Ma ora siamo in autunno….per l’inesorabile mutar delle stagioni

di Andrea Buquicchio

Nessun poeta, forse solo una musa potrebbe descrivere l’incanto di Pantelleria : la
trasparenza ed il profumo del suo mare, i colori della sua terra, il vento che lega l’odore
dell’origano e dei germogli dei capperi alla salsedine.
Meriggiare sulla sua spiaggia ti fa pensare a terre lontane, a genti che hanno nei secoli
varcato queste acque. Non si può non sognare a Pantelleria in un pomeriggio di fine
estate.
Dopotutto siamo fatti “ della stessa sostanza dei sogni “ . Ho voglia di chiudere gli occhi e
distendermi al sole. Il mio libro resta aperto sullo scoglio; odo sempre più ovattato il
frangere dei flutti e in dissolvenza vedo le pagine del libro scorrere e vibrare sotto un
leggero grecale. Mi sto addormentando, anzi sto cominciando a sognare.
Come Teseo, protagonista della commedia di Shakespare che sto leggendo, ellenico è
anche il personaggio del mio sogno, ateniese come il duca della fiaba.

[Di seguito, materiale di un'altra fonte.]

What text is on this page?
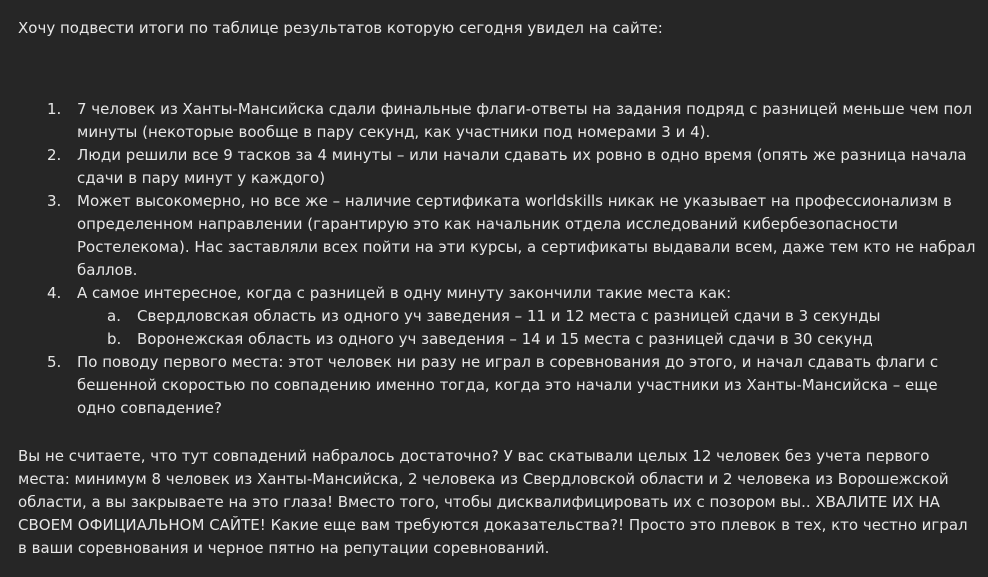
Хочу подвести итоги по таблице результатов которую сегодня увидел на сайте:

1. 7 человек из Ханты-Мансийска сдали финальные флаги-ответы на задания подряд с разницей меньше чем пол минуты (некоторые вообще в пару секунд, как участники под номерами 3 и 4).
2. Люди решили все 9 тасков за 4 минуты – или начали сдавать их ровно в одно время (опять же разница начала сдачи в пару минут у каждого)
3. Может высокомерно, но все же – наличие сертификата worldskills никак не указывает на профессионализм в определенном направлении (гарантирую это как начальник отдела исследований кибербезопасности Ростелекома). Нас заставляли всех пойти на эти курсы, а сертификаты выдавали всем, даже тем кто не набрал баллов.
4. А самое интересное, когда с разницей в одну минуту закончили такие места как:
a. Свердловская область из одного уч заведения – 11 и 12 места с разницей сдачи в 3 секунды
b. Воронежская область из одного уч заведения – 14 и 15 места с разницей сдачи в 30 секунд
5. По поводу первого места: этот человек ни разу не играл в соревнования до этого, и начал сдавать флаги с бешенной скоростью по совпадению именно тогда, когда это начали участники из Ханты-Мансийска – еще одно совпадение?

Вы не считаете, что тут совпадений набралось достаточно? У вас скатывали целых 12 человек без учета первого места: минимум 8 человек из Ханты-Мансийска, 2 человека из Свердловской области и 2 человека из Ворошежской области, а вы закрываете на это глаза! Вместо того, чтобы дисквалифицировать их с позором вы.. ХВАЛИТЕ ИХ НА СВОЕМ ОФИЦИАЛЬНОМ САЙТЕ! Какие еще вам требуются доказательства?! Просто это плевок в тех, кто честно играл в ваши соревнования и черное пятно на репутации соревнований.
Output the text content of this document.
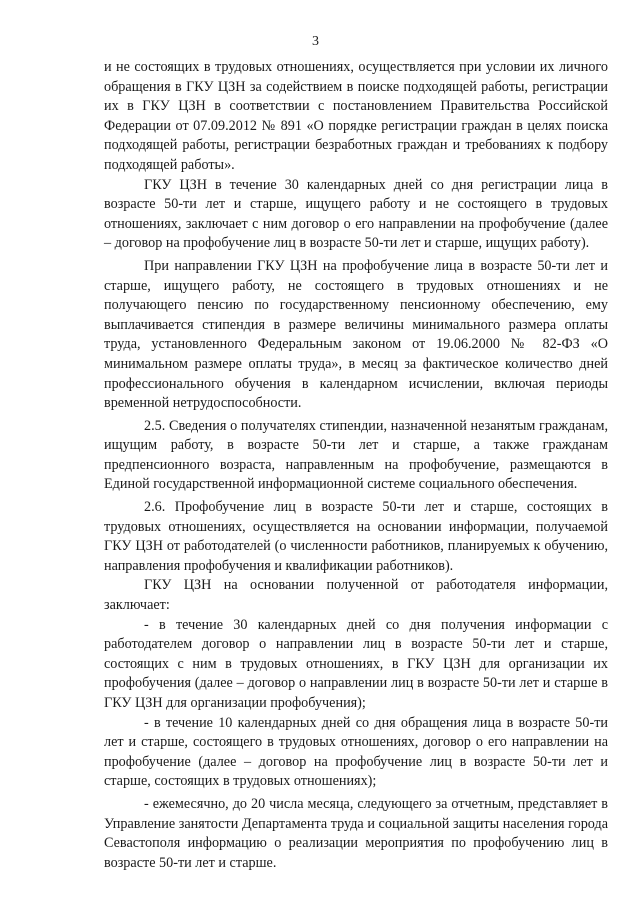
3

и не состоящих в трудовых отношениях, осуществляется при условии их личного обращения в ГКУ ЦЗН за содействием в поиске подходящей работы, регистрации их в ГКУ ЦЗН в соответствии с постановлением Правительства Российской Федерации от 07.09.2012 № 891 «О порядке регистрации граждан в целях поиска подходящей работы, регистрации безработных граждан и требованиях к подбору подходящей работы».

ГКУ ЦЗН в течение 30 календарных дней со дня регистрации лица в возрасте 50-ти лет и старше, ищущего работу и не состоящего в трудовых отношениях, заключает с ним договор о его направлении на профобучение (далее – договор на профобучение лиц в возрасте 50-ти лет и старше, ищущих работу).

При направлении ГКУ ЦЗН на профобучение лица в возрасте 50-ти лет и старше, ищущего работу, не состоящего в трудовых отношениях и не получающего пенсию по государственному пенсионному обеспечению, ему выплачивается стипендия в размере величины минимального размера оплаты труда, установленного Федеральным законом от 19.06.2000 № 82-ФЗ «О минимальном размере оплаты труда», в месяц за фактическое количество дней профессионального обучения в календарном исчислении, включая периоды временной нетрудоспособности.

2.5. Сведения о получателях стипендии, назначенной незанятым гражданам, ищущим работу, в возрасте 50-ти лет и старше, а также гражданам предпенсионного возраста, направленным на профобучение, размещаются в Единой государственной информационной системе социального обеспечения.

2.6. Профобучение лиц в возрасте 50-ти лет и старше, состоящих в трудовых отношениях, осуществляется на основании информации, получаемой ГКУ ЦЗН от работодателей (о численности работников, планируемых к обучению, направления профобучения и квалификации работников).

ГКУ ЦЗН на основании полученной от работодателя информации, заключает:

- в течение 30 календарных дней со дня получения информации с работодателем договор о направлении лиц в возрасте 50-ти лет и старше, состоящих с ним в трудовых отношениях, в ГКУ ЦЗН для организации их профобучения (далее – договор о направлении лиц в возрасте 50-ти лет и старше в ГКУ ЦЗН для организации профобучения);

- в течение 10 календарных дней со дня обращения лица в возрасте 50-ти лет и старше, состоящего в трудовых отношениях, договор о его направлении на профобучение (далее – договор на профобучение лиц в возрасте 50-ти лет и старше, состоящих в трудовых отношениях);

- ежемесячно, до 20 числа месяца, следующего за отчетным, представляет в Управление занятости Департамента труда и социальной защиты населения города Севастополя информацию о реализации мероприятия по профобучению лиц в возрасте 50-ти лет и старше.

Lui dice di chiamarsi Pericle. Mi porta in giro per la collina ateniese, poi per le contrade
fino a Kolonos e passando davanti alla statua di Atena, dea della scienza e della
saggezza, mi dice che un giorno gli dei cederanno il potere alla sapienza e all’intelligenza
degli uomini.
Come finestre aperte sulla storia mi fa attraversare strade ed agorà, mi fa conoscere
quelle che sono divenute le istituzioni della democrazia che qui chiamano anche isonomia
(uguaglianza di fronte alla legge).
Mi parla dell’alternanza, regola essenziale della democrazia e secondo la quale vengono
istituite le magistrature e le amministrazioni della città.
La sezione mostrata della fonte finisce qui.